Prucha had 22 goals in his sophomore season, but only seven in 62 games in 2007-08, when coach Tom Renney would at times hold him out as a healthy scratch, especially toward the end of the season, and also played him in the bottom six instead of the top.
"We sure think he can be a big contributor from an offensive standpoint, but I think he has been a little bit puck-struck this year," assistant coach Mike Pelino said. "It's just not going in for him. I think it's one of those things that as soon as he starts scoring he's not going to stop. He just has to get himself into a situation where he's going to score and force us to keep putting him out there."
Prucha was in prime position a lot on Tuesday when he was playing on the top line with Scott Gomez and Chris Drury.
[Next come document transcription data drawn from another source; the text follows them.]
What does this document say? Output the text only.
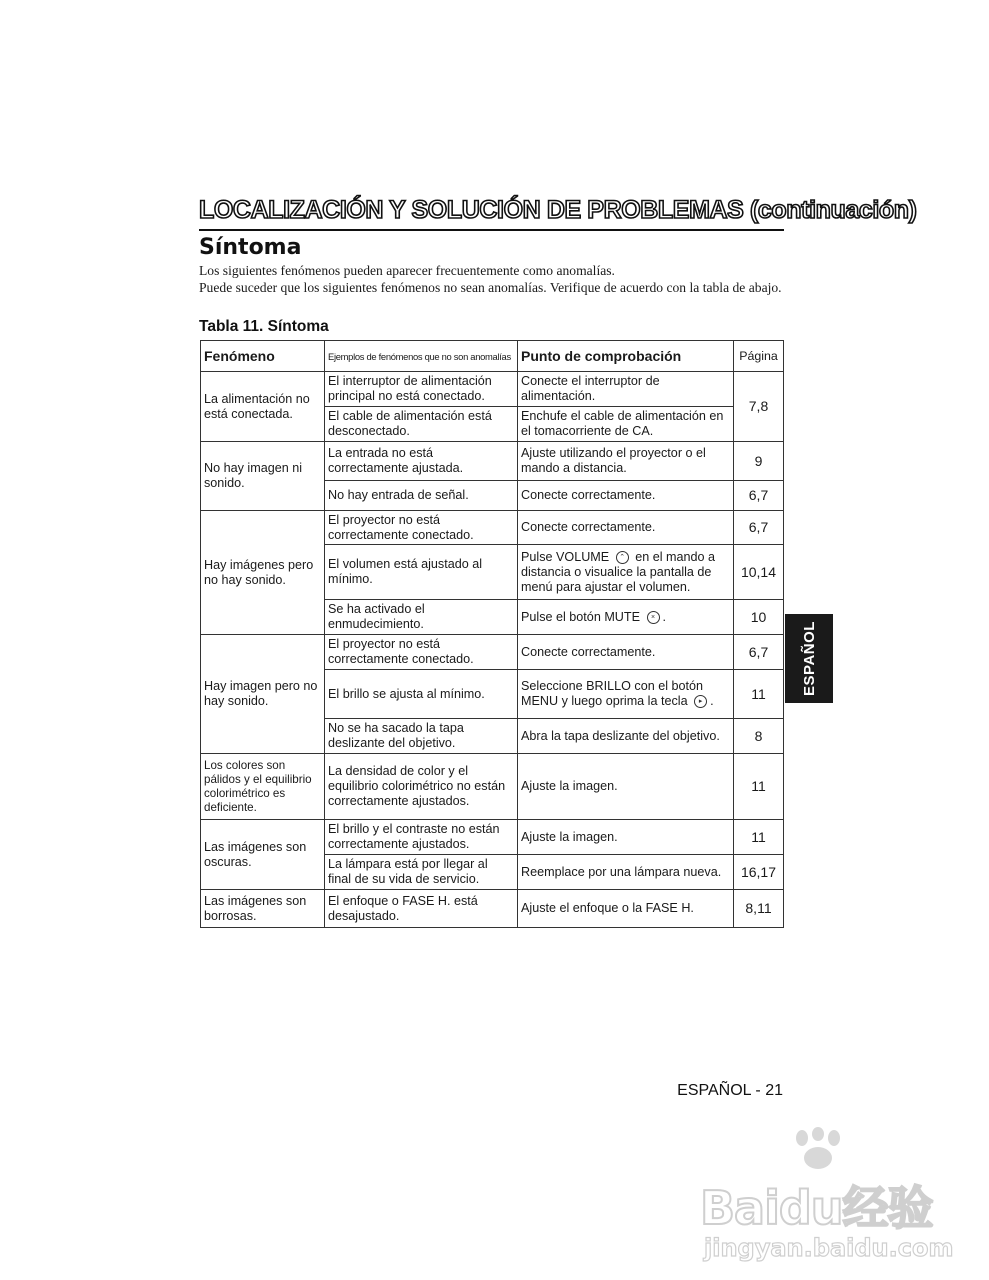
LOCALIZACIÓN Y SOLUCIÓN DE PROBLEMAS (continuación)
Síntoma

Los siguientes fenómenos pueden aparecer frecuentemente como anomalías.

Puede suceder que los siguientes fenómenos no sean anomalías. Verifique de acuerdo con la tabla de abajo.

Tabla 11. Síntoma
Fenómeno	Ejemplos de fenómenos que no son anomalías	Punto de comprobación	Página
La alimentación no está conectada.	El interruptor de alimentación principal no está conectado.	Conecte el interruptor de alimentación.	7,8
	El cable de alimentación está desconectado.	Enchufe el cable de alimentación en el tomacorriente de CA.	
No hay imagen ni sonido.	La entrada no está correctamente ajustada.	Ajuste utilizando el proyector o el mando a distancia.	9
	No hay entrada de señal.	Conecte correctamente.	6,7
Hay imágenes pero no hay sonido.	El proyector no está correctamente conectado.	Conecte correctamente.	6,7
	El volumen está ajustado al mínimo.	Pulse VOLUME ⌃ en el mando a distancia o visualice la pantalla de menú para ajustar el volumen.	10,14
	Se ha activado el enmudecimiento.	Pulse el botón MUTE × .	10
Hay imagen pero no hay sonido.	El proyector no está correctamente conectado.	Conecte correctamente.	6,7
	El brillo se ajusta al mínimo.	Seleccione BRILLO con el botón MENU y luego oprima la tecla ▸ .	11
	No se ha sacado la tapa deslizante del objetivo.	Abra la tapa deslizante del objetivo.	8
Los colores son pálidos y el equilibrio colorimétrico es deficiente.	La densidad de color y el equilibrio colorimétrico no están correctamente ajustados.	Ajuste la imagen.	11
Las imágenes son oscuras.	El brillo y el contraste no están correctamente ajustados.	Ajuste la imagen.	11
	La lámpara está por llegar al final de su vida de servicio.	Reemplace por una lámpara nueva.	16,17
Las imágenes son borrosas.	El enfoque o FASE H. está desajustado.	Ajuste el enfoque o la FASE H.	8,11
ESPAÑOL
ESPAÑOL - 21
Baidu经验
jingyan.baidu.com
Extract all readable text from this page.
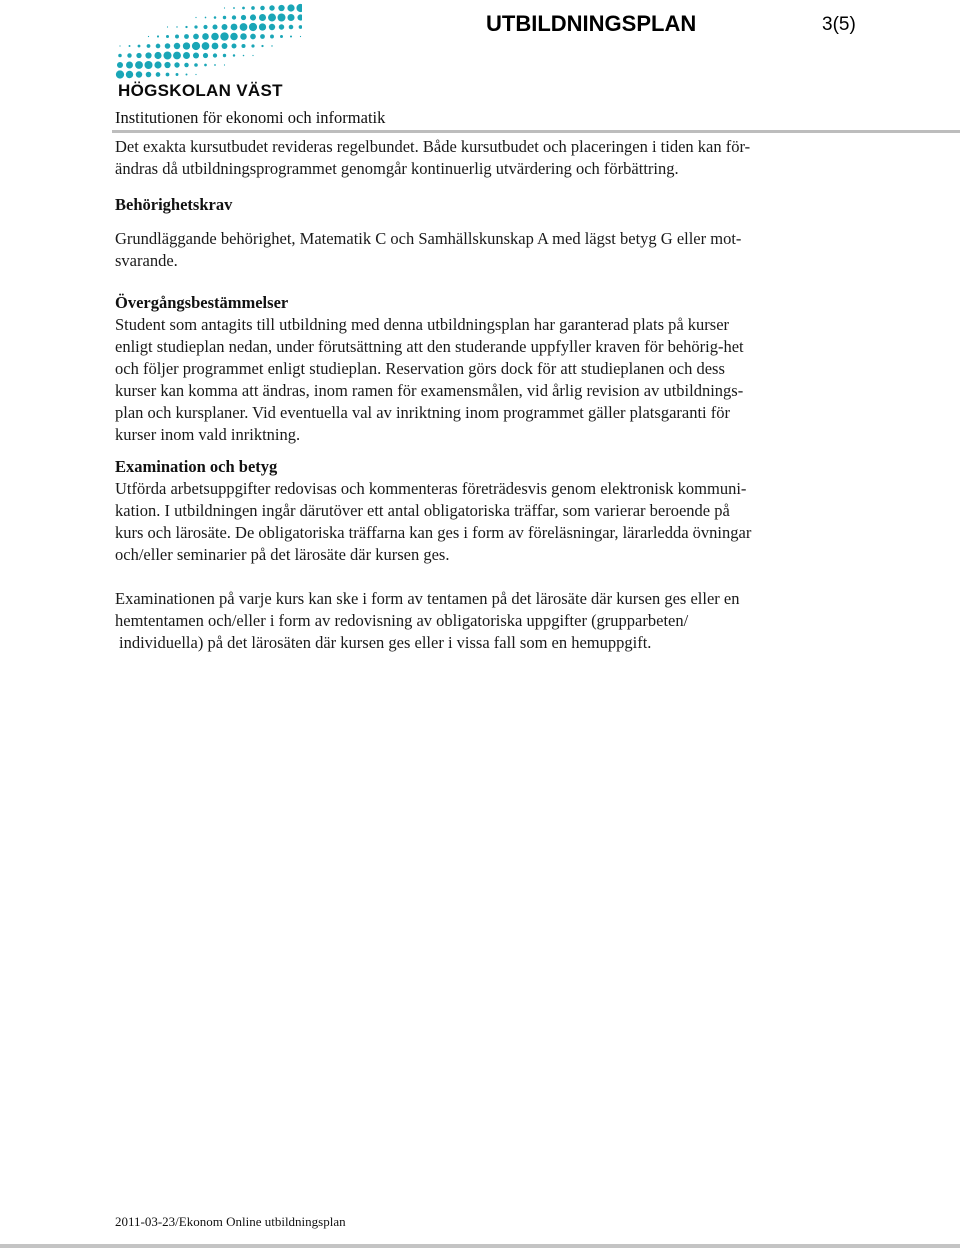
HÖGSKOLAN VÄST
UTBILDNINGSPLAN	3(5)
Institutionen för ekonomi och informatik

Det exakta kursutbudet revideras regelbundet. Både kursutbudet och placeringen i tiden kan för-

ändras då utbildningsprogrammet genomgår kontinuerlig utvärdering och förbättring.

Behörighetskrav

Grundläggande behörighet, Matematik C och Samhällskunskap A med lägst betyg G eller mot-

svarande.

Övergångsbestämmelser

Student som antagits till utbildning med denna utbildningsplan har garanterad plats på kurser

enligt studieplan nedan, under förutsättning att den studerande uppfyller kraven för behörig-het

och följer programmet enligt studieplan. Reservation görs dock för att studieplanen och dess

kurser kan komma att ändras, inom ramen för examensmålen, vid årlig revision av utbildnings-

plan och kursplaner. Vid eventuella val av inriktning inom programmet gäller platsgaranti för

kurser inom vald inriktning.

Examination och betyg

Utförda arbetsuppgifter redovisas och kommenteras företrädesvis genom elektronisk kommuni-

kation. I utbildningen ingår därutöver ett antal obligatoriska träffar, som varierar beroende på

kurs och lärosäte. De obligatoriska träffarna kan ges i form av föreläsningar, lärarledda övningar

och/eller seminarier på det lärosäte där kursen ges.

Examinationen på varje kurs kan ske i form av tentamen på det lärosäte där kursen ges eller en

hemtentamen och/eller i form av redovisning av obligatoriska uppgifter (grupparbeten/

individuella) på det lärosäten där kursen ges eller i vissa fall som en hemuppgift.

2011-03-23/Ekonom Online utbildningsplan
Markus Naslund, who is expected to play left wing on that line in Prague when the Rangers open the regular season against the Tampa Bay Lightning in Bridgestone NHL Premiere 2008, was a healthy scratch.
The Rangers are hoping Prucha scores enough to play on one of their top two lines, but he'll likely have to beat out Nigel Dawes to get there. Dawes was also a healthy scratch Tuesday.
"I just hope that I'm saving it for the regular season because it's not possible to keep such bad luck," Prucha said, laughing at his misfortune now. "I feel good. I feel stronger than last year. I'm in good shape, but I just can't get it in."
Renney isn't about to give up on the 26-year-old Czech.
"History suggests he can bury the puck," Renney said. "Petr Prucha has been a huge contributor to our team and he was last year. He's a big part of the New York Rangers, and we expect he will be moving forward."
Even if he's not scoring, the one thing the Rangers know they'll always get from Prucha is a solid work ethic. He's not afraid of the high-traffic areas, and Pelino said he plays way above his rather diminutive 6-foot, 175-pound frame.
"He's a great competitor," Pelino said. "Right now he's pressing a little and that's one reason why they aren't going in as easily for him. But we sure think if he has a couple of good scoring opportunities, he'll start to capitalize and he's really going to explode in that department."
There may be no better place for Prucha to do it than in Prague. He is from nearby Chrudim — about 90 minutes east of Prague, one of the cities hosting the 2008 Bridgestone NHL Premiere.
Prucha will be playing in front of fans who know his name and speak his language. If he scores a goal early against the Lightning, he may wind up having a memorable weekend in his homeland — and that could set him off on a special season.
"He comes to work every day and he works hard. He never complains, never says anything. We're going to need him, there's no doubt about it. And, he's right there. His confidence is there. It's just a matter of him putting it in."
-- Rangers Scott Gomez
Prucha and the Rangers can only hope that happens on a regular basis soon enough.
"I expect it from myself," Prucha said. "That's what I'm not doing right now, so I can't be satisfied just yet."